If you’ve got the itch to start your own business, you’ve likely got a lot of questions on your mind. One that’s probably bubbling near the forefront is regarding your finances, both personally and with your potential business. Regardless of whether you’re wanting to start a business as a passion project or for purely revenue purposes, you’ve got to think about money in order for your business to survive. So to help those just taking the leap with starting their own business, here are three personal financial tips to help ease this process.
Keep Things Separate
When your business is just in its infancy, you may still be unsure if it’s actually going to work out as a legitimate company. This may cause you to skip some basic financial steps that otherwise you would have undertaken, like separating your personal finances from your professional finances. According to Deborah Fowles, a contributor to The Balance, it’s vital that you create a separate business bank account for all professional finances in order to keep a distinct line between your personal and professional funds. By doing this, you ensure that no personal debt become professional debt and that no professional gains become personal gains.
Build Up Your Emergency Fund
Building a business from the ground up can be very risky. While there aren’t many ways you can minimize this risk in the grand scheme of things, you can be prepared for the risks you’re taking by making sure your personal finances are prepared for a worst-case-scenario, meaning you have a substantial emergency fund waiting in the wings. Jennifer Woods, a contributor to Entrepreneur.com, recommends starting your emergency fund with enough to cover three to six months’ worth of expenses. Keep trying to build this fund as much as possible to help ease your mind and take some of the financial pressure off of your fledgling business.

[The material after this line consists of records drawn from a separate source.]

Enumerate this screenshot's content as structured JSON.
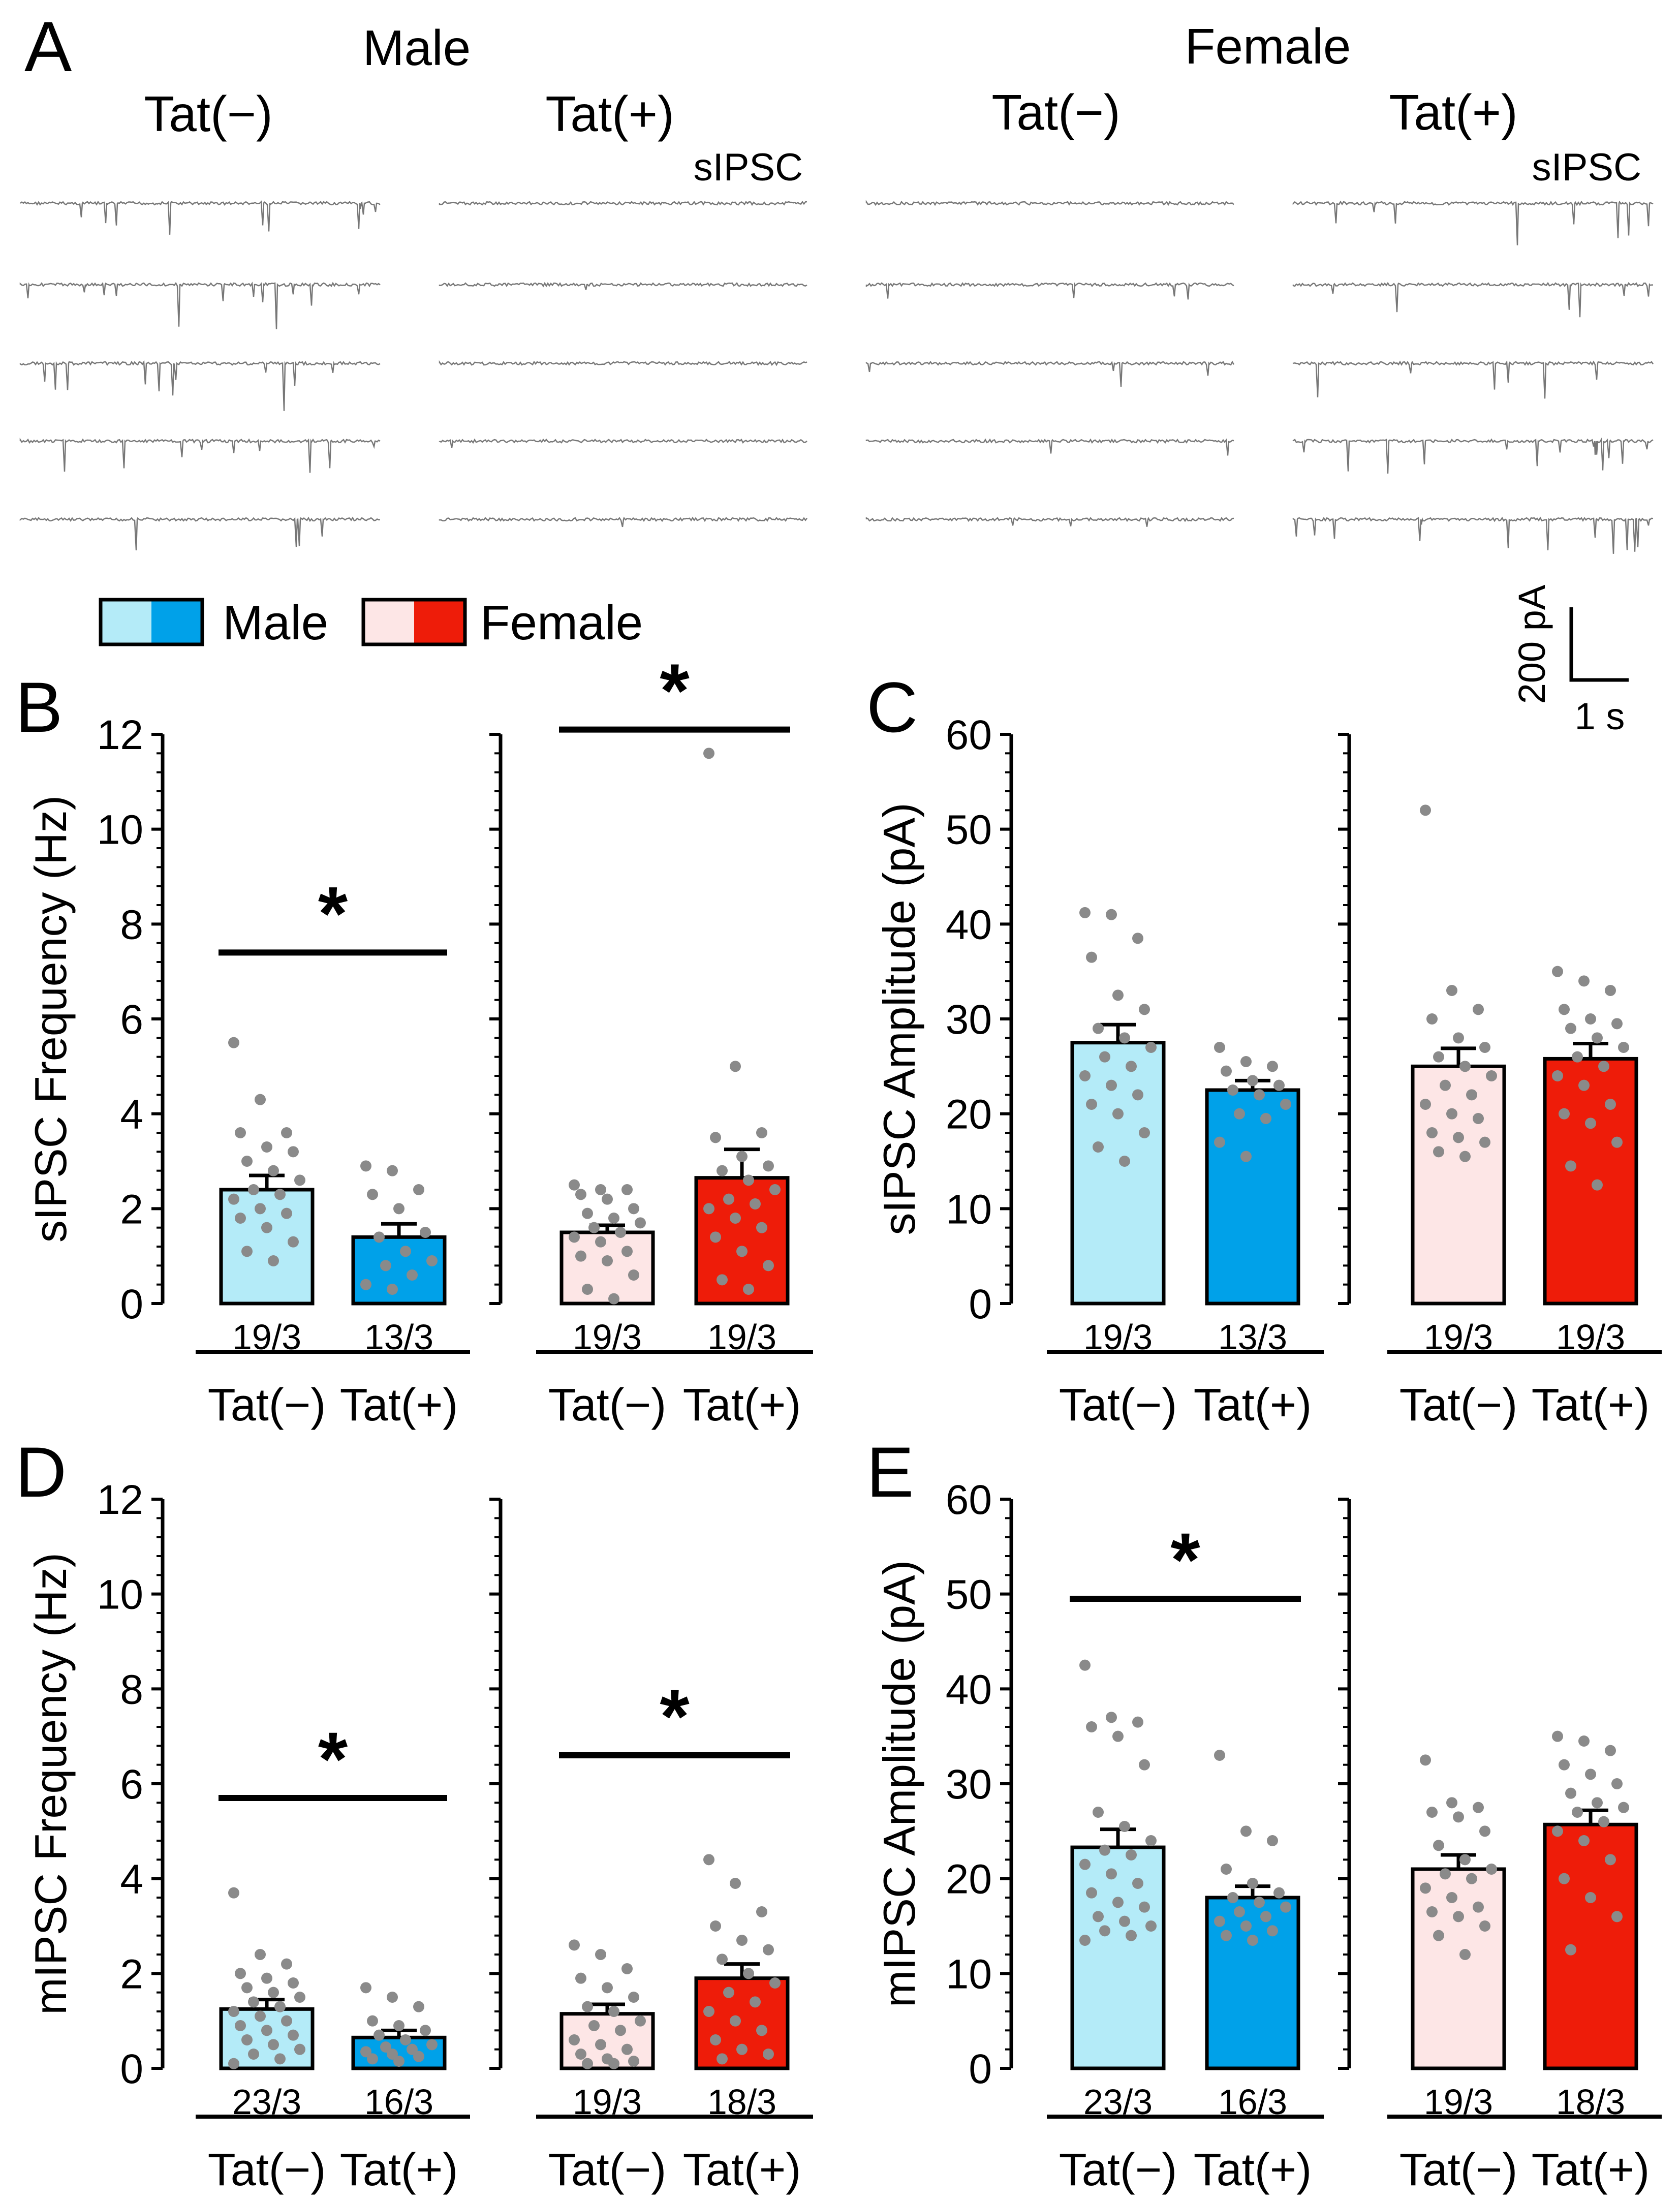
{
  "colors": {
    "male_ctrl": "#b4ebf8",
    "male_tat": "#00a1e9",
    "female_ctrl": "#fde6e6",
    "female_tat": "#ee1c09",
    "dots": "#8a8a8a",
    "trace": "#777777"
  },
  "panel_a": {
    "letter": "A",
    "male_label": "Male",
    "female_label": "Female",
    "tat_minus": "Tat(−)",
    "tat_plus": "Tat(+)",
    "trace_label": "sIPSC",
    "scale_y": "200 pA",
    "scale_x": "1 s",
    "rows_per_group": 5,
    "event_density": [
      0.9,
      0.1,
      0.35,
      1.0
    ]
  },
  "legend": {
    "items": [
      {
        "label": "Male",
        "ctrl_color": "#b4ebf8",
        "tat_color": "#00a1e9"
      },
      {
        "label": "Female",
        "ctrl_color": "#fde6e6",
        "tat_color": "#ee1c09"
      }
    ]
  },
  "chart_data": [
    {
      "type": "bar",
      "panel": "B",
      "ylabel": "sIPSC Frequency (Hz)",
      "ylim": [
        0,
        12
      ],
      "yticks": [
        0,
        2,
        4,
        6,
        8,
        10,
        12
      ],
      "groups": [
        {
          "name": "Male",
          "categories": [
            "Tat(−)",
            "Tat(+)"
          ],
          "values": [
            2.4,
            1.4
          ],
          "sem": [
            0.3,
            0.28
          ],
          "n": [
            "19/3",
            "13/3"
          ],
          "significant": true,
          "sig_label": "*",
          "sig_y": 7.4,
          "points": [
            [
              5.5,
              4.3,
              3.6,
              3.6,
              3.3,
              3.2,
              3.0,
              2.8,
              2.6,
              2.4,
              2.3,
              2.2,
              2.0,
              1.9,
              1.8,
              1.6,
              1.3,
              1.1,
              0.9
            ],
            [
              2.9,
              2.8,
              2.4,
              2.3,
              2.0,
              1.5,
              1.4,
              1.1,
              0.9,
              0.8,
              0.6,
              0.4,
              0.3
            ]
          ]
        },
        {
          "name": "Female",
          "categories": [
            "Tat(−)",
            "Tat(+)"
          ],
          "values": [
            1.5,
            2.65
          ],
          "sem": [
            0.15,
            0.6
          ],
          "n": [
            "19/3",
            "19/3"
          ],
          "significant": true,
          "sig_label": "*",
          "sig_y": 12.1,
          "points": [
            [
              2.5,
              2.4,
              2.4,
              2.3,
              2.2,
              2.0,
              1.9,
              1.8,
              1.7,
              1.6,
              1.5,
              1.4,
              1.3,
              1.1,
              1.0,
              0.9,
              0.6,
              0.3,
              0.1
            ],
            [
              11.6,
              5.0,
              3.6,
              3.5,
              3.1,
              2.9,
              2.8,
              2.6,
              2.4,
              2.2,
              2.1,
              2.0,
              1.8,
              1.6,
              1.4,
              1.1,
              0.8,
              0.5,
              0.3
            ]
          ]
        }
      ],
      "xlabels": [
        "Tat(−)",
        "Tat(+)"
      ]
    },
    {
      "type": "bar",
      "panel": "C",
      "ylabel": "sIPSC Amplitude (pA)",
      "ylim": [
        0,
        60
      ],
      "yticks": [
        0,
        10,
        20,
        30,
        40,
        50,
        60
      ],
      "groups": [
        {
          "name": "Male",
          "categories": [
            "Tat(−)",
            "Tat(+)"
          ],
          "values": [
            27.5,
            22.5
          ],
          "sem": [
            1.9,
            1.0
          ],
          "n": [
            "19/3",
            "13/3"
          ],
          "significant": false,
          "sig_label": "",
          "sig_y": 0,
          "points": [
            [
              41.2,
              41.0,
              38.5,
              36.5,
              32.5,
              31.0,
              29.0,
              28.0,
              27.0,
              26.0,
              25.0,
              24.0,
              23.0,
              22.0,
              21.0,
              20.0,
              18.0,
              16.5,
              15.0
            ],
            [
              27.0,
              25.5,
              25.0,
              24.5,
              23.5,
              23.0,
              22.5,
              22.0,
              21.0,
              20.0,
              19.5,
              17.0,
              15.5
            ]
          ]
        },
        {
          "name": "Female",
          "categories": [
            "Tat(−)",
            "Tat(+)"
          ],
          "values": [
            25.0,
            25.8
          ],
          "sem": [
            1.9,
            1.6
          ],
          "n": [
            "19/3",
            "19/3"
          ],
          "significant": false,
          "sig_label": "",
          "sig_y": 0,
          "points": [
            [
              52.0,
              33.0,
              31.0,
              30.0,
              28.0,
              27.0,
              26.0,
              25.0,
              24.0,
              23.0,
              22.0,
              21.0,
              20.0,
              19.5,
              18.0,
              17.5,
              17.0,
              16.0,
              15.5
            ],
            [
              35.0,
              34.0,
              33.0,
              31.0,
              30.0,
              29.5,
              29.0,
              28.0,
              27.0,
              26.0,
              25.0,
              24.0,
              23.0,
              21.0,
              20.0,
              19.0,
              17.0,
              14.5,
              12.5
            ]
          ]
        }
      ],
      "xlabels": [
        "Tat(−)",
        "Tat(+)"
      ]
    },
    {
      "type": "bar",
      "panel": "D",
      "ylabel": "mIPSC Frequency (Hz)",
      "ylim": [
        0,
        12
      ],
      "yticks": [
        0,
        2,
        4,
        6,
        8,
        10,
        12
      ],
      "groups": [
        {
          "name": "Male",
          "categories": [
            "Tat(−)",
            "Tat(+)"
          ],
          "values": [
            1.25,
            0.65
          ],
          "sem": [
            0.2,
            0.15
          ],
          "n": [
            "23/3",
            "16/3"
          ],
          "significant": true,
          "sig_label": "*",
          "sig_y": 5.7,
          "points": [
            [
              3.7,
              2.4,
              2.2,
              2.0,
              1.9,
              1.8,
              1.7,
              1.6,
              1.5,
              1.4,
              1.3,
              1.2,
              1.1,
              1.0,
              0.9,
              0.8,
              0.7,
              0.6,
              0.5,
              0.4,
              0.3,
              0.2,
              0.1
            ],
            [
              1.7,
              1.5,
              1.3,
              1.0,
              0.9,
              0.8,
              0.7,
              0.6,
              0.5,
              0.45,
              0.4,
              0.35,
              0.3,
              0.25,
              0.2,
              0.15
            ]
          ]
        },
        {
          "name": "Female",
          "categories": [
            "Tat(−)",
            "Tat(+)"
          ],
          "values": [
            1.15,
            1.9
          ],
          "sem": [
            0.2,
            0.3
          ],
          "n": [
            "19/3",
            "18/3"
          ],
          "significant": true,
          "sig_label": "*",
          "sig_y": 6.6,
          "points": [
            [
              2.6,
              2.4,
              2.1,
              1.9,
              1.7,
              1.5,
              1.3,
              1.2,
              1.0,
              0.9,
              0.8,
              0.6,
              0.5,
              0.4,
              0.3,
              0.2,
              0.15,
              0.1,
              0.1
            ],
            [
              4.4,
              3.9,
              3.3,
              3.0,
              2.7,
              2.5,
              2.3,
              2.0,
              1.8,
              1.6,
              1.4,
              1.2,
              1.0,
              0.8,
              0.6,
              0.4,
              0.3,
              0.2
            ]
          ]
        }
      ],
      "xlabels": [
        "Tat(−)",
        "Tat(+)"
      ]
    },
    {
      "type": "bar",
      "panel": "E",
      "ylabel": "mIPSC Amplitude (pA)",
      "ylim": [
        0,
        60
      ],
      "yticks": [
        0,
        10,
        20,
        30,
        40,
        50,
        60
      ],
      "groups": [
        {
          "name": "Male",
          "categories": [
            "Tat(−)",
            "Tat(+)"
          ],
          "values": [
            23.3,
            18.0
          ],
          "sem": [
            1.9,
            1.2
          ],
          "n": [
            "23/3",
            "16/3"
          ],
          "significant": true,
          "sig_label": "*",
          "sig_y": 49.5,
          "points": [
            [
              42.5,
              37.0,
              36.5,
              36.0,
              35.0,
              32.0,
              27.0,
              25.5,
              24.0,
              23.0,
              22.5,
              21.5,
              20.5,
              19.5,
              18.5,
              17.5,
              17.0,
              16.0,
              15.5,
              15.0,
              14.5,
              14.0,
              13.5
            ],
            [
              33.0,
              25.0,
              24.0,
              21.0,
              19.5,
              18.5,
              18.0,
              17.5,
              17.0,
              16.5,
              16.0,
              15.5,
              15.0,
              14.5,
              14.0,
              13.5
            ]
          ]
        },
        {
          "name": "Female",
          "categories": [
            "Tat(−)",
            "Tat(+)"
          ],
          "values": [
            21.0,
            25.7
          ],
          "sem": [
            1.5,
            1.5
          ],
          "n": [
            "19/3",
            "18/3"
          ],
          "significant": false,
          "sig_label": "",
          "sig_y": 0,
          "points": [
            [
              32.5,
              28.0,
              27.5,
              27.0,
              26.5,
              25.0,
              23.5,
              22.0,
              21.0,
              20.5,
              20.0,
              19.0,
              18.0,
              17.0,
              16.5,
              16.0,
              15.0,
              14.0,
              12.0
            ],
            [
              35.0,
              34.5,
              33.5,
              32.0,
              31.0,
              30.0,
              29.0,
              28.0,
              27.5,
              27.0,
              26.0,
              25.0,
              24.0,
              22.0,
              20.0,
              18.0,
              16.0,
              12.5
            ]
          ]
        }
      ],
      "xlabels": [
        "Tat(−)",
        "Tat(+)"
      ]
    }
  ]
}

Don’t Forget About Your Personal Financial Future
For those who have grown their business out of a passion project, it’s easy to dump all of your money into this venture in order to continue fueling your dream. However, if you lose sight of your own financial future because you’ve sacrificed it for the present, you could really end up regretting that decision down the road. According to Murray Newlands, a contributor to Inc.com, it’s vital that you continue saving for your retirement even as an early entrepreneur so that you have something ready for you when it’s time to retire. Consider speaking to a financial planner to help you decide which investments will be right for your particular situation and how to begin planning for your future while you simultaneously prepare for the present.
If you’re considering starting your own business venture in the near future but are unsure about what you should be doing financially right now to prepare for that, use the tips mentioned above to get you on the right path.